Malscan is a robust and fully featured scanning platform for Linux servers built upon the ClamAV platform, providing all of the features of Clamscan with a host of new features and detection modes.
There is an update for the world's fastest and most advanced password recovery utility Hashcat.
Interesting research on the possibility of a cheap online surveillance.
"In this work we examine the capability of [..] an individual with a modest budget -- to access the data collected by the advertising ecosystem. Specifically, we find that an individual can use the targeted advertising system to conduct physical and digital surveillance on targets that use smartphone apps with ads."
Mnemonic company together with the Norwegian Consumer Council tested several smartwatches for children and found numerous security vulnerabilities that allows child tracking, etc.
The Cisco Talos team discovered an e-mail campaign spreading malicious Visual Basic inserted in a Cyber Conflict U.S. conference flyer, targeting cyber warfare conference participants.
SfyLabs security researchers have spotted a new Android banking trojan named LokiBot. It has banking trojan functionality, but turns into ransomware and locks users out of their phones if they try to remove its admin privileges.

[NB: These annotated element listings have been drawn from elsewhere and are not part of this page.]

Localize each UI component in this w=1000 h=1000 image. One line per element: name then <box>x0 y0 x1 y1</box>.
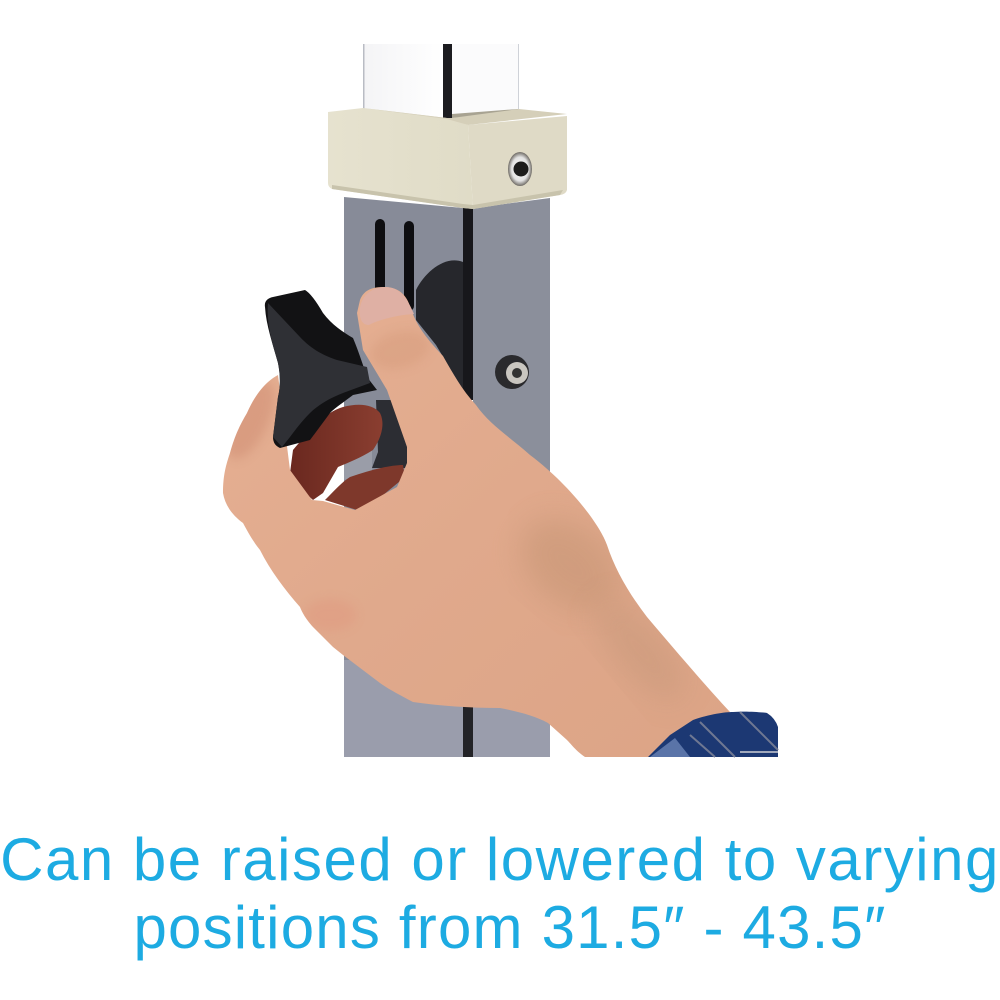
caption line 1: Can be raised or lowered to varying <box>0 826 1000 893</box>
hand shading <box>216 325 699 714</box>
beige collar <box>328 108 567 209</box>
black knob <box>265 290 377 448</box>
chrome upper tube <box>363 44 519 120</box>
shirt cuff <box>648 712 778 757</box>
post bolt <box>495 355 529 389</box>
product photo: adjustable post with hand turning knob <box>223 44 779 758</box>
fingers behind knob <box>290 405 405 510</box>
collar bolt <box>508 152 532 186</box>
hand <box>216 287 730 757</box>
caption line 2: positions from 31.5″ - 43.5″ <box>133 894 887 961</box>
thumbnail <box>360 287 414 325</box>
lower metal post <box>344 197 550 757</box>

There is a newly published cryptographic attack on some legacy systems like Fortinet FortiGate VPN, which uses ANSI X9.31 random number generator with a hardcoded seed key.
Nice explanation of a remote code execution vulnerability (CVE-2017-13772) on a TP-Link WR940N home WiFi router.
Purism’s Librem Laptops running open-source coreboot firmware are now available with completely disabled Intel Management Engine.
Wire, open source end-to-end encrypted messenger is now open for corporate clients. It offers secure chats, calls and file sharing while following strict European data protection laws.